Les indices de surprise économique compilés par Citi montrent que les données européennes sont à la traîne de leurs équivalents américains avec la plus grande marge depuis plus d'un an.

Les investisseurs ne semblent néanmoins pas préparés à la faiblesse de l'euro, pariant peut-être que le liftoff de la Fed entraînera les autres.

Les données montrent que les fonds spéculatifs sont devenus "longs" sur l'euro au cours de la dernière semaine, avec un transfert de 1,4 milliard de dollars en sa faveur. Certains de ces paris pourraient s'effacer après les commentaires de Mme Lagarde.

Mais sur les marchés dérivés également, les investisseurs sont positionnés pour la force de l'euro, avec environ 7 milliards de dollars d'options regroupées autour du niveau de 1,15 $ pour l'expiration de fin novembre.

Cela pourrait changer si les prévisions de hausse des taux américains se renforcent.
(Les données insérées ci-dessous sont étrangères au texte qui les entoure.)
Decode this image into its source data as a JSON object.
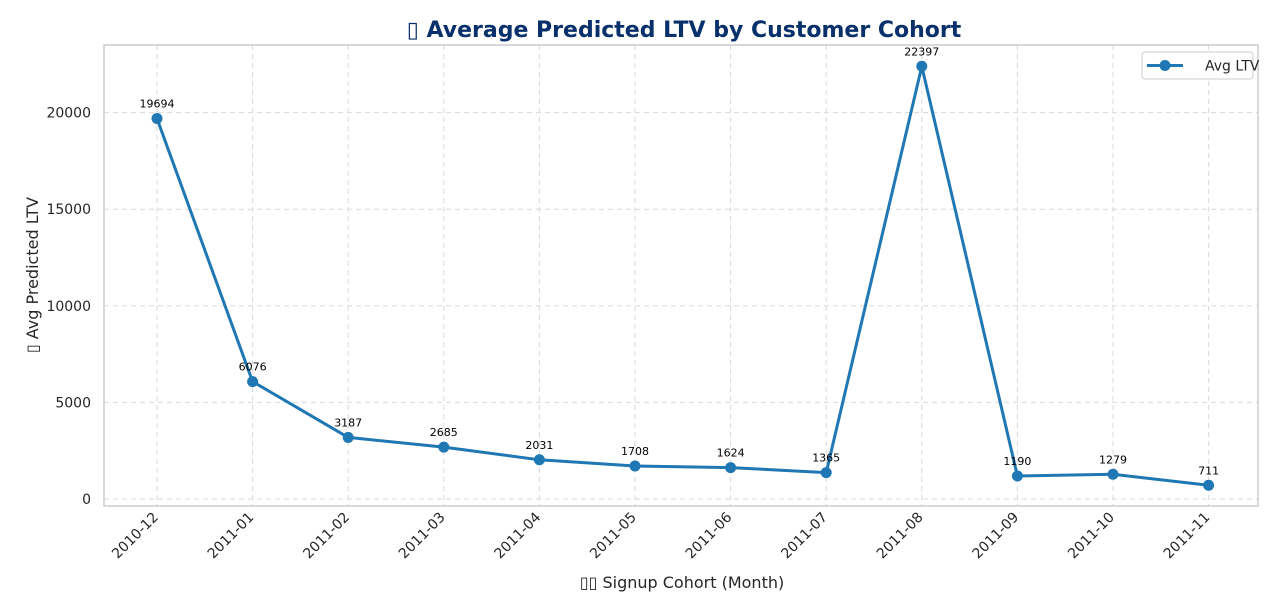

Les écarts entre les contrats à terme sur les taux d'intérêt de la zone euro et des États-Unis expirant en décembre 2022 sont les plus larges depuis novembre 2020 en faveur de ces derniers, et l'enquête mensuelle de BofA Securities a montré que les investisseurs s'attendent à environ 1,5 hausse des taux de la Fed en 2022.

Au second semestre 2022, "la Fed pourrait relever ses taux et il pourrait être difficile pour l'euro de regagner beaucoup de terrain par rapport au dollar", a déclaré Jane Foley, responsable de la stratégie de change chez Rabobank.